La adenoamigdalectomía es beneficiosa para algunos niños con trastornos respiratorios leves del sueño

Un ensayo clínico determinó que la extirpación quirúrgica de las amígdalas y adenoides en niños que roncan y tienen problemas respiratorios leves al dormir, mejora el sueño, calidad de vida y presión arterial un año después de realizada la cirugía.

El estudio, respaldado por los Institutos Nacionales de Salud (NIH, por sus siglas en inglés), es el primero que aborda los efectos de la adenoamigdalectomía en menores de edad con trastornos respiratorios leves del sueño (TRS).

“Nuestros datos sugieren que para los niños que no tienen más síntomas que los ronquidos, es razonable monitorearlos a lo largo del tiempo sin proceder a la cirugía”, dijo la líder del estudio, Dra. Susan Redline.

“Sin embargo, para los niños que tienen problemas de sueño alterado, somnolencia diurna y problemas de conducta, nuestros datos sugieren que la cirugía puede ser una opción muy razonable”, sostuvo la investigadora de la Escuela de Medicina de Harvard.

Trastornos respiratorios

TRS se refiere a alteraciones respiratorias durante el sueño que pueden variar desde ronquidos fuertes hasta apnea al momento de dormir. Afectan entre el 6% y el 17% de los niños en los Estados Unidos.

Algunas investigaciones indican que, si no se trata, la afección puede aumentar el riesgo de problemas de conducta, reducción de la calidad de vida y enfermedades cardiovasculares, incluidas las cardíacas y la presión arterial alta. Incluso podrían afectar el desarrollo del cerebro, la cognición y el rendimiento académico.

La adenoamigdalectomía, o extirpación de amígdalas y adenoides agrandadas, es un tratamiento estándar para niños con TRS de moderado a grave y tiene como objetivo reducir los ronquidos y mejorar la respiración en quienes padecen esta afección.

El ensayo de adenoamigdalectomía pediátrica para roncar (PATS) fue un ensayo clínico aleatorizado en el que participaron 459 niños y adolescentes (entre 3 y 12 años) con TRS leve que se inscribieron en siete centros académicos del sueño en los Estados Unidos entre 2016 y 2021.

Durante el ensayo, la mitad de los participantes recibieron una adenoamigdalectomía y la otra mitad recibió atención de apoyo sin cirugía, que incluyó educación estandarizada sobre sueño y estilo de vida saludables y derivación para alergias o asma no tratadas.

Resultados del estudio

Luego, los investigadores evaluaron los resultados relacionados con el desarrollo neurológico, el comportamiento, la salud y el sueño en estos grupos, utilizando medidas de atención y función ejecutiva, que incluye un conjunto de habilidades cognitivas que ayudan a los niños a gestionar las actividades cotidianas.

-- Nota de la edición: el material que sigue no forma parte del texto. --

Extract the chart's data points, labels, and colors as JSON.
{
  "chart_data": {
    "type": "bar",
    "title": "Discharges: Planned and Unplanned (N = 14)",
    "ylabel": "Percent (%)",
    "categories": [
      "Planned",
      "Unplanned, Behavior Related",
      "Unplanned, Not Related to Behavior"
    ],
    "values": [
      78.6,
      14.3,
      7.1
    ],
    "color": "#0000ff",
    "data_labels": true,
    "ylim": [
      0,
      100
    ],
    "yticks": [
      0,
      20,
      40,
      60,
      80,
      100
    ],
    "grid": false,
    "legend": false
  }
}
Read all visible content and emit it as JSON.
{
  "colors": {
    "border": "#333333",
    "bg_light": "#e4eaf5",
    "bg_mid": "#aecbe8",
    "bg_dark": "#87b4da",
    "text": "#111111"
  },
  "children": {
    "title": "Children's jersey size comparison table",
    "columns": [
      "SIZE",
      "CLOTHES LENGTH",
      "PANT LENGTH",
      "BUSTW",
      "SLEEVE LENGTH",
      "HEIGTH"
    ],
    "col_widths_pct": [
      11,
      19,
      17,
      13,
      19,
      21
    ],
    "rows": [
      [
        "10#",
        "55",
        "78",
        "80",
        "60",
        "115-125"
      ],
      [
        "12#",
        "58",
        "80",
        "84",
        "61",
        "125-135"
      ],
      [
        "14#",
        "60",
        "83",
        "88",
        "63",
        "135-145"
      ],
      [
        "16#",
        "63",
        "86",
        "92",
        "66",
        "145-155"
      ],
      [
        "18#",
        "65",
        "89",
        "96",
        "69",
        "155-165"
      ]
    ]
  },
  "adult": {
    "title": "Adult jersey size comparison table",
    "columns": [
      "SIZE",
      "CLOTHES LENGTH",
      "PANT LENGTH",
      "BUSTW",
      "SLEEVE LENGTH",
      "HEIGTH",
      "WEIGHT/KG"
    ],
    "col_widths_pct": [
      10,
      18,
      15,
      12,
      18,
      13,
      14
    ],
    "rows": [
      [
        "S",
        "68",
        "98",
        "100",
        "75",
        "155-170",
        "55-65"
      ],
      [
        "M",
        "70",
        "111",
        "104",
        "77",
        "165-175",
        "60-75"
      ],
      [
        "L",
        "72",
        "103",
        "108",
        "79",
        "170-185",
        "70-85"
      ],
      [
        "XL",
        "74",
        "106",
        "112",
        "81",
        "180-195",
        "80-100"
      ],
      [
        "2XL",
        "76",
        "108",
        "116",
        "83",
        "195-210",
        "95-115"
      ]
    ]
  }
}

Al final del estudio, la cognición y la atención mejoraron en ambos grupos, pero la mejora no fue significativamente mayor en los niños que fueron tratados con cirugía en comparación con el grupo que no recibió cirugía.

Los resultados secundarios del estudio mostraron varios cambios beneficiosos en el grupo de cirugía. Estos incluyeron menos somnolencia diurna, reducción de los TRS, menos ronquidos, menos problemas de conducta, mejor calidad de vida y presión arterial más baja.

Los investigadores planean explorar los impactos a largo plazo de la cirugía en esta población y señalan la necesidad de desarrollar herramientas de detección mejoradas que identifiquen mejor qué niños tienen más probabilidades de beneficiarse de la adenoamigdalectomía.

“Está claro que la adenoamigdalectomía puede ayudar a algunos niños con trastornos respiratorios leves durante el sueño. Sin embargo, puede que no sea apropiado para todos”, dijo la Dra. Marishka Brown.